Assistant Professor

Landon J. Edgar

PhD

Location
St. George Campus
Address
Room 4221, Medical Sciences Building, Toronto, Ontario Canada M5S 1A8
Research Interests
Adaptive Immunity, Autoimmunity, Cancer Immunology, T-cells, Immunotherapy
Appointment Status
Cross-Appointed
Accepting
Grad Students Must First Apply Through Department

The Edgar Lab harnesses methods from immunology, chemistry, and biochemistry to study and manipulate the immune system, with a specific focus on the roles of carbohydrates in health and disease. The Edgar Lab's broad research vision is to program synthetic immune responses by engineering the glycans presented on immune cells. Technologies produced by the lab will provide the foundation for next-generation therapeutics that will benefit patients suffering from a variety of diseases, including inflammatory arthritis, cancer, multiple sclerosis, and diabetes.

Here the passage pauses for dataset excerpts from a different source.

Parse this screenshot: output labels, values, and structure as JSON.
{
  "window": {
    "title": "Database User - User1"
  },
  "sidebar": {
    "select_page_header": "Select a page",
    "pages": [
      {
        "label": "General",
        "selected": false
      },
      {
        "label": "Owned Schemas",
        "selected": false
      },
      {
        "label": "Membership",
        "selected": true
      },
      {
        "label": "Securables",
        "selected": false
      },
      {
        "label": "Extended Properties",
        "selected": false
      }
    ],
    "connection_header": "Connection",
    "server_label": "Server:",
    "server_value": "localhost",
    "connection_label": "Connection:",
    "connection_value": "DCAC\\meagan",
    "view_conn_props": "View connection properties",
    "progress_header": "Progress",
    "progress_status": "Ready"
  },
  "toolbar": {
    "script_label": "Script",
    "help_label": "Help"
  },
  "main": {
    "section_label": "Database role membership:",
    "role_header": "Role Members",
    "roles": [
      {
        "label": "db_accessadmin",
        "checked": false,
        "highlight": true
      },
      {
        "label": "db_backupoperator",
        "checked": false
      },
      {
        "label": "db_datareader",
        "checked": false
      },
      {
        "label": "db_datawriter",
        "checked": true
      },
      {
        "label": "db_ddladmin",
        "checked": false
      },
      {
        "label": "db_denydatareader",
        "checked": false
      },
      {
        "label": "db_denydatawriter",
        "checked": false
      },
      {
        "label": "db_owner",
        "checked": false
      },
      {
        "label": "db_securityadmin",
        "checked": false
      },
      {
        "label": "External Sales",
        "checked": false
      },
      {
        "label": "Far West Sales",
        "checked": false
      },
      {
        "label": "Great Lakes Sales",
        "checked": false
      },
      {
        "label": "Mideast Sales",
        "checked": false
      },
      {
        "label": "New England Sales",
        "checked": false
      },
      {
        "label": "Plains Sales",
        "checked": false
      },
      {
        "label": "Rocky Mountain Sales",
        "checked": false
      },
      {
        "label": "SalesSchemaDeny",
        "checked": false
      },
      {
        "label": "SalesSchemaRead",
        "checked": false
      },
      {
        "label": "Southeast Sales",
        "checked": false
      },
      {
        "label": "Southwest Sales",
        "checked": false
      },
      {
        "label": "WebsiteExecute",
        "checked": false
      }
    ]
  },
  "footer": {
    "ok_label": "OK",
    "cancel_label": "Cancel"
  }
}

Major research pillars in the lab include:  

A) Glycocalyx engineering for synthetic immunology  The lab uses glycosyltransferases, glycosidases, synthetic monosaccharides, and small molecular inhibitors of glycosylation to alter the composition of glycans presented on the surface of immune cells.  

B) Mapping glycan-lectin networks via high-dimensionality single cell analysis  Glycans are reservoirs of information that can be decoded at cell-cell interfaces. The lab applies state-of-the-art ’spectral’ flow cytometry technology to develop a better understanding of how glycans enable communication between immune cells.  

C) Targeted nanoparticle scaffolds for spatial control over effector cell recruitment  Cell-based therapies are transforming how many diseases are treated; however, a major limitation of these treatments is recruiting the therapeutic cells to sites of diseases. To address this, we develop immune cell attracting nanoparticles that direct these cells to where they are needed most in vivo.